Wallace stood up as well, his hands clenching into fists. “Robert! It’s your unwillingness to act and yer cowardice that cause me to fight to free a land that is yours by right!” he shouted. “Have they brainwashed ye sae much that ye believe what Longshanks has to say? It’s ye Bruce, who have driven me to such drastic and perhaps even foolhardy measures, because ye, Scotland’s rightful leader, wouldn’t wake up and lead them against the English tyranny!” Wallace shook his head in disgust and quieted his voice a bit. “I told ye several months ago that I would follow ye if only ye would take the lead,” he motioned to his dilapidated army. “They would follow ye, Robert, but they need to know that they can trust ye, and nothing I say will make them decide that. So ye need to choose if you are going to serve Edward and hope he doesna spike yer head on London Bridge, or if ye want to be the man who will lead the Scots to freedom.”

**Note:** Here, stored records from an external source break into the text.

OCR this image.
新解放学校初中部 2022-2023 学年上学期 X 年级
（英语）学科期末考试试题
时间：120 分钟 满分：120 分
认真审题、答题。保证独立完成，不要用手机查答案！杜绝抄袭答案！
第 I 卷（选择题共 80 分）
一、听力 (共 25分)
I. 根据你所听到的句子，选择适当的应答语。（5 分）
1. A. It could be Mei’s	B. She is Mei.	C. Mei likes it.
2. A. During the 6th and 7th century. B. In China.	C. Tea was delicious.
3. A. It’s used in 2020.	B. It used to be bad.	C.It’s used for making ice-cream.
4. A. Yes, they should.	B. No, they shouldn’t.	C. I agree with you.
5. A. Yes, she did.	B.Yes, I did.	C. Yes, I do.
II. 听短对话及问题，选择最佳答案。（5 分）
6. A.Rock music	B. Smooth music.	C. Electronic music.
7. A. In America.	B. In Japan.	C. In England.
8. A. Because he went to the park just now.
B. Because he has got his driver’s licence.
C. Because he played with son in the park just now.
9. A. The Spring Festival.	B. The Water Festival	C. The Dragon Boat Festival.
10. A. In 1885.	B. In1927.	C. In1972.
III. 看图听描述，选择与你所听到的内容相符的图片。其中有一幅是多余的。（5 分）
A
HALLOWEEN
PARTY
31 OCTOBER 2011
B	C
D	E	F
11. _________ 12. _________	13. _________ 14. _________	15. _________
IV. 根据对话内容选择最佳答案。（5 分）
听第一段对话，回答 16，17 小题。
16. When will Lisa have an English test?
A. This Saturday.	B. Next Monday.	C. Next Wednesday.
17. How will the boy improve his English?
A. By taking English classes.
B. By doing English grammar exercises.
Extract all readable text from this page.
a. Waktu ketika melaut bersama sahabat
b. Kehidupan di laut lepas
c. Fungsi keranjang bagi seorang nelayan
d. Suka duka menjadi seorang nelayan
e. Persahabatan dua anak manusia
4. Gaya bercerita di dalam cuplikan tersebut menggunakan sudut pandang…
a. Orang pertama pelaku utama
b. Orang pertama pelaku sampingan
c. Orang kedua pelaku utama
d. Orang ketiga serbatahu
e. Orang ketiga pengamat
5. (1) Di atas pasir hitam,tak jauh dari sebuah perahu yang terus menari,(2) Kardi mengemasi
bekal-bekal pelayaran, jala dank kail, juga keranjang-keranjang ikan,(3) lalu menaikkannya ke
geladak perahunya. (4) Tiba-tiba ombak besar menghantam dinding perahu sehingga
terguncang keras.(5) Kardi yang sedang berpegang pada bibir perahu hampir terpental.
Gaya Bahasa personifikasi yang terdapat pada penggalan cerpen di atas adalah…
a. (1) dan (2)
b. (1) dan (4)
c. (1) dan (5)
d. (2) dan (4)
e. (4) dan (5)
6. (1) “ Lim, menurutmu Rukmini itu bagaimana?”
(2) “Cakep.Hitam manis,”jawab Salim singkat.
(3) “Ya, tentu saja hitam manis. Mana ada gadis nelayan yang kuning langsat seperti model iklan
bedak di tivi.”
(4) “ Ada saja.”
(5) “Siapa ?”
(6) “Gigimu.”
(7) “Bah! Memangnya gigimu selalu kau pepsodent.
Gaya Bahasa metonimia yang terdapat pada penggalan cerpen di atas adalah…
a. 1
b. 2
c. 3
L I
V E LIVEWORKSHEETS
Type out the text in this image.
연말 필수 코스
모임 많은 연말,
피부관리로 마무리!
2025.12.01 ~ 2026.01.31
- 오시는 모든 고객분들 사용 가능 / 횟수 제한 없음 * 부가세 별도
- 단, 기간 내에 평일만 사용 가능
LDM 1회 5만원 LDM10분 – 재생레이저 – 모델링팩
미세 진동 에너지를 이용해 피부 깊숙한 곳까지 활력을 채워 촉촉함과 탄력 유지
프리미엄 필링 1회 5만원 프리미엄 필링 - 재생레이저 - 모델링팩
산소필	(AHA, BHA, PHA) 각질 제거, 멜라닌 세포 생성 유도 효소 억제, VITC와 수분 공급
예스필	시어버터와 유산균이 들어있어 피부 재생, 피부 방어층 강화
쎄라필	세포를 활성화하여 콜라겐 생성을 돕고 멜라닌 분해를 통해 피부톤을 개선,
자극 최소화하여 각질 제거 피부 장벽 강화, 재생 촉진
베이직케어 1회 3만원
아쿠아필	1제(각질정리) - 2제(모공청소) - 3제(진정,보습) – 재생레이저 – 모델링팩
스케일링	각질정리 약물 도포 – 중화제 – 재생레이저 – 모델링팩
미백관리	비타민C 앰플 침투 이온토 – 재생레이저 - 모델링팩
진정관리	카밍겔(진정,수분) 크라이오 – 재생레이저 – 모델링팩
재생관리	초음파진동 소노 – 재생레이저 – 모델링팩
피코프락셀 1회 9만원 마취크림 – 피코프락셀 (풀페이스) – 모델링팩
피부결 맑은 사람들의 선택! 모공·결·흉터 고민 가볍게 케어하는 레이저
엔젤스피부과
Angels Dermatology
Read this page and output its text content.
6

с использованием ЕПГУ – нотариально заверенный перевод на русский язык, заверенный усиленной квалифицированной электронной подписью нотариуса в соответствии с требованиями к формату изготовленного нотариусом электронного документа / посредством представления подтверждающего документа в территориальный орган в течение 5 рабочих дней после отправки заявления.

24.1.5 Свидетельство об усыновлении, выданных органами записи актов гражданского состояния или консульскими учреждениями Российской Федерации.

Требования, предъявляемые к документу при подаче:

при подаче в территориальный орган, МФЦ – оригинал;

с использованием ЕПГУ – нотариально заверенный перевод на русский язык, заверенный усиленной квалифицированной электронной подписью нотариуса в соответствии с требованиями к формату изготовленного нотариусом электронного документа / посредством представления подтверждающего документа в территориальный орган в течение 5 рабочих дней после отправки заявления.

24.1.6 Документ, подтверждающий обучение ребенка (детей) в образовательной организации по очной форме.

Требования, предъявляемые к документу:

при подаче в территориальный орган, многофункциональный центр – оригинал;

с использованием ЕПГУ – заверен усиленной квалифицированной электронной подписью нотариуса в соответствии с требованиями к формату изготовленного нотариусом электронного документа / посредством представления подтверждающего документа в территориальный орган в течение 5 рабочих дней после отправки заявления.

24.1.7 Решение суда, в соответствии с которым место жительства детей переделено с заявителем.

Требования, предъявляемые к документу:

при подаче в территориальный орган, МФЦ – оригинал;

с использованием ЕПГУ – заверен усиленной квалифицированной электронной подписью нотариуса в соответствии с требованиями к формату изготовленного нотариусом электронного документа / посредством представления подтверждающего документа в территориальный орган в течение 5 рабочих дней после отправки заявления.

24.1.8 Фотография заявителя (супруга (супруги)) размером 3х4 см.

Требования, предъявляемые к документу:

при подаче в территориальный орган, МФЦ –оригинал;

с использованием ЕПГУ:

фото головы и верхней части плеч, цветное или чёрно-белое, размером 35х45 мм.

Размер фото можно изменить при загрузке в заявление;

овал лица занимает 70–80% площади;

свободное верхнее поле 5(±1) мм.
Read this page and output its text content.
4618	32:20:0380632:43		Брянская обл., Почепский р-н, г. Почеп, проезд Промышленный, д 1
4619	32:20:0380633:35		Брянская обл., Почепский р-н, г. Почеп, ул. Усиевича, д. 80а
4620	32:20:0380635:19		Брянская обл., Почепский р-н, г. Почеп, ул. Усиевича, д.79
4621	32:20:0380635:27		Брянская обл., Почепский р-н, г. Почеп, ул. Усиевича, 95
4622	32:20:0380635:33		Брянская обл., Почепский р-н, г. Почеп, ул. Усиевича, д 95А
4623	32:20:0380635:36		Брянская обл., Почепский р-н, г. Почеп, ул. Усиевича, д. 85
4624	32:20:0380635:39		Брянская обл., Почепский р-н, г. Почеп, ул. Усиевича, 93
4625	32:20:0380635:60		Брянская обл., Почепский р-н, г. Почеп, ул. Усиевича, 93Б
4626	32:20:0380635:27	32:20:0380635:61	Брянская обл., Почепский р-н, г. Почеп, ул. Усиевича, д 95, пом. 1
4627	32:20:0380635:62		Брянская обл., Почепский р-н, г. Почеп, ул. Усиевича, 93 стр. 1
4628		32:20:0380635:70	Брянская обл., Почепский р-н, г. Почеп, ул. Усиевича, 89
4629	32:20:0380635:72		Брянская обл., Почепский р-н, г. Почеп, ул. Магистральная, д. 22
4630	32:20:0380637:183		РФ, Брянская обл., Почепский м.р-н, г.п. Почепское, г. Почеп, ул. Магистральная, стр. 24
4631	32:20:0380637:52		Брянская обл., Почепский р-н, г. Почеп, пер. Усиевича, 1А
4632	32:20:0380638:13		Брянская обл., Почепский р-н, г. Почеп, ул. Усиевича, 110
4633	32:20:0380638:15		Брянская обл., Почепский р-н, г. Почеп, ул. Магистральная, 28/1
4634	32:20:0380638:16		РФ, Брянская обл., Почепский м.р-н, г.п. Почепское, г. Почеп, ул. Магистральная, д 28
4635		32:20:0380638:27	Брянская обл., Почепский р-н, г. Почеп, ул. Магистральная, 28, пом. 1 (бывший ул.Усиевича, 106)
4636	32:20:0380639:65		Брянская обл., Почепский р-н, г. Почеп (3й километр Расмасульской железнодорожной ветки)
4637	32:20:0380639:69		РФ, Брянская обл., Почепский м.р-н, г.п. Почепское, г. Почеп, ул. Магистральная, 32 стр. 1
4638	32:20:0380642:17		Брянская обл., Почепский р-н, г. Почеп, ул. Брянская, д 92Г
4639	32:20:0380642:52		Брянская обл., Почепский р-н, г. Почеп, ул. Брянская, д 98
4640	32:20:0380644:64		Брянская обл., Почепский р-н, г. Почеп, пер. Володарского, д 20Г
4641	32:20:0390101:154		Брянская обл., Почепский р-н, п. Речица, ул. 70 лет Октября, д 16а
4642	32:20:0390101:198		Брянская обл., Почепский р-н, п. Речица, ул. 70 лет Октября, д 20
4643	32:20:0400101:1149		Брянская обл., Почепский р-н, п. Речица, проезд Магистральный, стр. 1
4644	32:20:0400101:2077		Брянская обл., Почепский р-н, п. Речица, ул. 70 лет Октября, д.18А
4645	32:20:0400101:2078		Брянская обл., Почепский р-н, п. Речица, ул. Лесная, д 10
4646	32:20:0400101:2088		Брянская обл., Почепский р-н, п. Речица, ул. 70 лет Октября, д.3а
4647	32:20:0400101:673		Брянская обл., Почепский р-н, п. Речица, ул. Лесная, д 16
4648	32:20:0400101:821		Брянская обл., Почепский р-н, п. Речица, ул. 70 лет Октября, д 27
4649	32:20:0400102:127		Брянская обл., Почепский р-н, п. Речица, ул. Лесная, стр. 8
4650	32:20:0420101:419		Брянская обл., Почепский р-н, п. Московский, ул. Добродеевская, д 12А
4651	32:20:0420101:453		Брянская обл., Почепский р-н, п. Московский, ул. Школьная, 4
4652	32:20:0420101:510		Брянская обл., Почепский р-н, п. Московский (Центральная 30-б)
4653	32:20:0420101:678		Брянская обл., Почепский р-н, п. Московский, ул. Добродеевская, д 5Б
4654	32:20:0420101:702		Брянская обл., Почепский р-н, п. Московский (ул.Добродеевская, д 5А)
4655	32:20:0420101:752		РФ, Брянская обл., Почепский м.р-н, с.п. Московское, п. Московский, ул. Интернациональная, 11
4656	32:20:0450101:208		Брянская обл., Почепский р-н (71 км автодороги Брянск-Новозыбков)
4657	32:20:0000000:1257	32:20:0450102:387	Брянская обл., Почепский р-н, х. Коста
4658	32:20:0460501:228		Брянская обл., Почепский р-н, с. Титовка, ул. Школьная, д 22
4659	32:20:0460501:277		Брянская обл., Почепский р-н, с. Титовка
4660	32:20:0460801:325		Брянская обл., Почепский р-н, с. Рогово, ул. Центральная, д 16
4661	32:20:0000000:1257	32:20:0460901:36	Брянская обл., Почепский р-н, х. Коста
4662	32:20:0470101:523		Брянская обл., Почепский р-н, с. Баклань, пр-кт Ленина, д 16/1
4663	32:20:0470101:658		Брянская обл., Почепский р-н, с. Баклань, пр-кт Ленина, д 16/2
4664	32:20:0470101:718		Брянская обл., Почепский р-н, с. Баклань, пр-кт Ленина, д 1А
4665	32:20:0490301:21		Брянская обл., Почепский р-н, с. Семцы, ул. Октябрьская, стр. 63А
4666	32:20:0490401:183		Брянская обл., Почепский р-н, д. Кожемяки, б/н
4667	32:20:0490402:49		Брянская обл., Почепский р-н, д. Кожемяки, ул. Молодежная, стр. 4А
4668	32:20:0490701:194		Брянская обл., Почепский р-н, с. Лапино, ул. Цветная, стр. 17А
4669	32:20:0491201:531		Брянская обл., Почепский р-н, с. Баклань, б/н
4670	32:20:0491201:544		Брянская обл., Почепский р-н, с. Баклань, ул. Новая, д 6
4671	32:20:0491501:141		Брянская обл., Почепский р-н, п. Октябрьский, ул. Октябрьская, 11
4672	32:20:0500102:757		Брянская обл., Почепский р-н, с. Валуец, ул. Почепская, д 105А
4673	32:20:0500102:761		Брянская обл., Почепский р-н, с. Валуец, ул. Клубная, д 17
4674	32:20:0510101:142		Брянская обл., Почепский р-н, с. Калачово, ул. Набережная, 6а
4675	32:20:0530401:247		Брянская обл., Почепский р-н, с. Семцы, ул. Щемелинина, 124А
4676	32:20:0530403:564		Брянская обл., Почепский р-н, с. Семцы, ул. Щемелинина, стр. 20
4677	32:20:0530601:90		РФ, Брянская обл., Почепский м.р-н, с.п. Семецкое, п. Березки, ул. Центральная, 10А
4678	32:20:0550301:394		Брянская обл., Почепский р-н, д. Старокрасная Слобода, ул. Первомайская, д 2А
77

“I would fight, Wallace!” Robert began. “It’s just complications. I want what you want, William: Freedom. But there are other ways to get it than fighting useless wars!”
“So ye would make a pact with our worst enemy instead?!” Wallace cried, disgusted almost to the loss of words. “That’s not freedom, Robert. You don’t have the gall to stand up and fight for a country that is yours by right! You think Longshanks will set ye on the throne? He want’s it for himself! Ye’d be nothing but a puppet, Robert, a lackey bent to his will like Toom Tabard! I have seen Baliol, Robert. And he’s a broken man. No, you would not rule Scotland, Bruce, and I think deep down inside ye know that.”
“I don’t have a choice, Wallace!” Bruce protested, his voice hoarse with feeling and anger. “I...”
“There’s always a choice!” Wallace shouted, stopping his words. “Do you not see that? I would have followed you! As my brother, Robert!” He paused and then lowered his voice to an earnest whisper. “As my king.” Then without another word, he turned and stumbled off, leaving a flabbergasted Bruce standing open-mouthed, watching his back as he walked off. The Scottish knight felt his mind clear then and suddenly, he knew where his allegiances lay and where, now, they always would.